I also copy here my answer to you through the mailing list. Let's keep the 
conversation here from now on ;)

---

Hi Kostas,

thank you very much for your answer.

Yes, I proposed the change in https://github.com/apache/flink/pull/4997 to 
compare as modificationTime < globalModificationTime (without accepting 
equals). Later, however, I realized, as you correctly point out, that this 
creates duplicates.

The original and now deprecated FileMonitoringFunction.java indeed kept a map 
of filenames to their timestamps.

That works. However, this memory consumption is likely too much for my 
application, as I may process millions of files.

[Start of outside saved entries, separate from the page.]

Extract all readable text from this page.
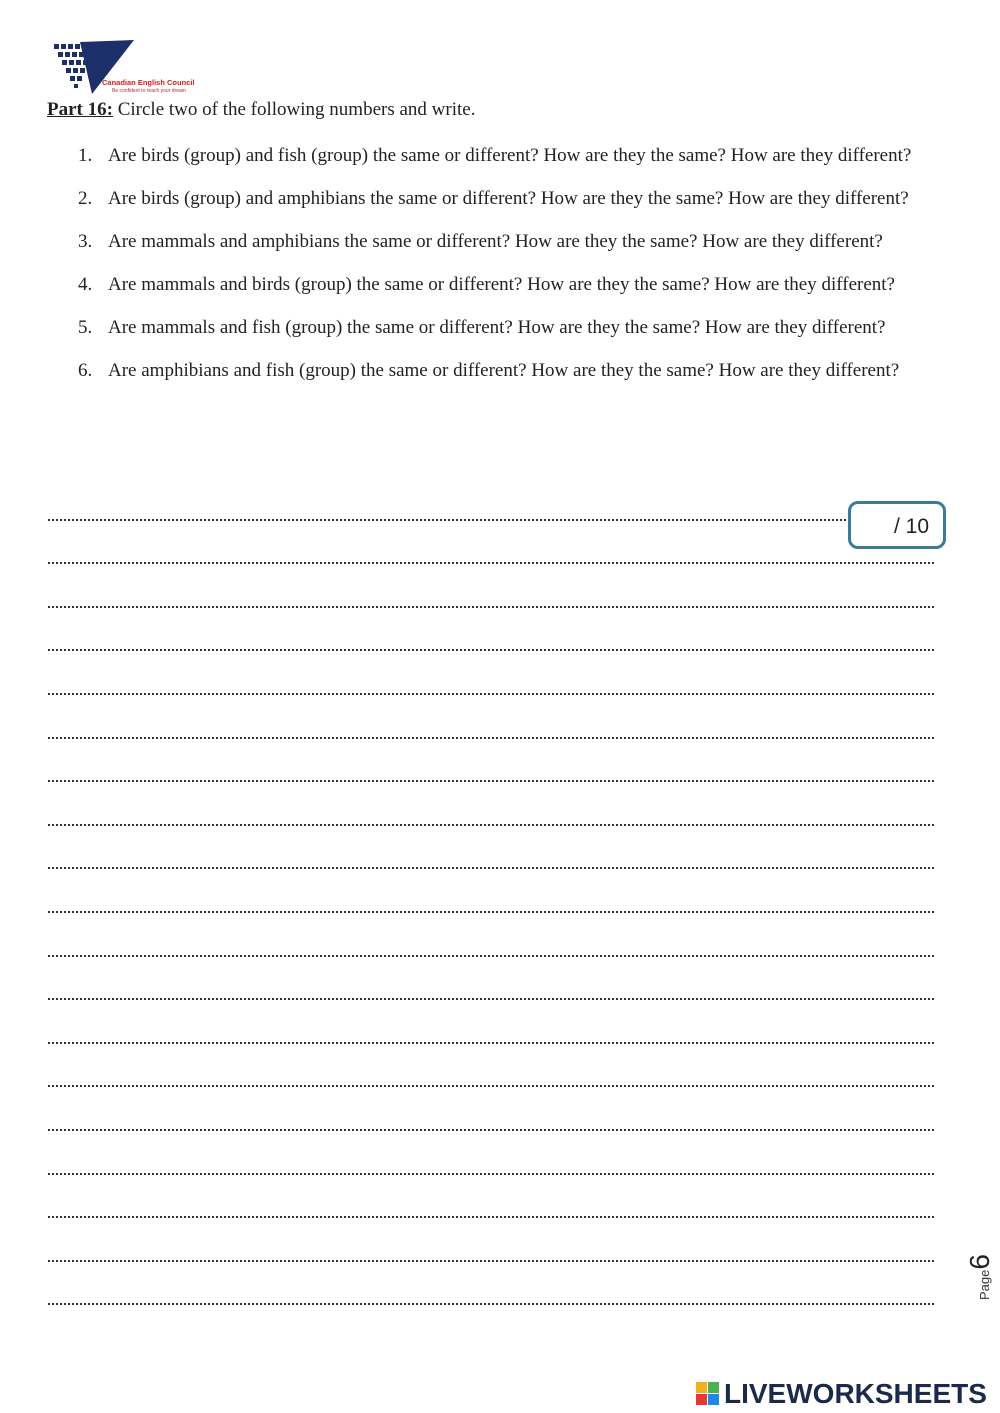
Canadian English Council
Be confident to reach your dream
Part 16: Circle two of the following numbers and write.
1. Are birds (group) and fish (group) the same or different? How are they the same? How are they different?
2. Are birds (group) and amphibians the same or different? How are they the same? How are they different?
3. Are mammals and amphibians the same or different? How are they the same? How are they different?
4. Are mammals and birds (group) the same or different? How are they the same? How are they different?
5. Are mammals and fish (group) the same or different? How are they the same? How are they different?
6. Are amphibians and fish (group) the same or different? How are they the same? How are they different?
/ 10
Page6
LIVEWORKSHEETS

What I’ve done so far is to create my own 
MyPatchedContinuousFileMonitoringFunction that has a similar map, however 
implemented with a LinkedHashMap to limit the size of the map to a desired max 
num of entries, as in:

private volatile Map<String, Boolean> filenamesAlreadySeen = new 
LinkedHashMap<String, Boolean>() {

        @Override
        protected boolean removeEldestEntry(Map.Entry<String, Boolean> eldest) {
            return size() > MAX_ENTRIES;
        }
    };

and then changed shouldIgnore to:

private boolean shouldIgnore(Path filePath, long modificationTime) {
        assert (Thread.holdsLock(checkpointLock));
        boolean alreadySeen = 
filenamesAlreadySeen.containsKey(filePath.getName());
        boolean shouldIgnore = alreadySeen || modificationTime < 
globalModificationTime;
        filenamesAlreadySeen.put(filePath.getName(), true);

        if (shouldIgnore && LOG.isDebugEnabled()) {
            LOG.debug("Ignoring " + filePath + ", with mod time= " + 
modificationTime +
                " and global mod time= " + globalModificationTime);
        }
        return shouldIgnore;
    }

This is a partial solution that works now for me. However, it’s still a hack 
and very particular solution.

I think the real solution would be also to use the accessTime (not only the 
modificationTime). However, as I pointed out in the github pull request, as of 
flink 1.3.2, access time is always 0, at least on my machine and local file 
system (macOS).

> ContinuousFileMonitoringFunction wrongly ignores files with exact same 
> timestamp
> --------------------------------------------------------------------------------
>
>                 Key: FLINK-8046
>                 URL: https://issues.apache.org/jira/browse/FLINK-8046
>             Project: Flink
>          Issue Type: Bug
>          Components: Streaming
>    Affects Versions: 1.3.2
>            Reporter: Juan Miguel Cejuela
>              Labels: stream
>             Fix For: 1.5.0
>
>   Original Estimate: 24h
>  Remaining Estimate: 24h
>
> The current monitoring of files sets the internal variable 
> `globalModificationTime` to filter out files that are "older". However, the 
> current test (to check "older") does 
> `boolean shouldIgnore = modificationTime <= globalModificationTime;` (rom 
> `shouldIgnore`)
> The comparison should strictly be SMALLER (NOT smaller or equal). The method 
> documentation also states "This happens if the modification time of the file 
> is _smaller_ than...".
> The equality acceptance for "older", makes some files with same exact 
> timestamp to be ignored. The behavior is also non-deterministic, as the first 
> file to be accepted ("first" being pretty much random) makes the rest of 
> files with same exact timestamp to be ignored.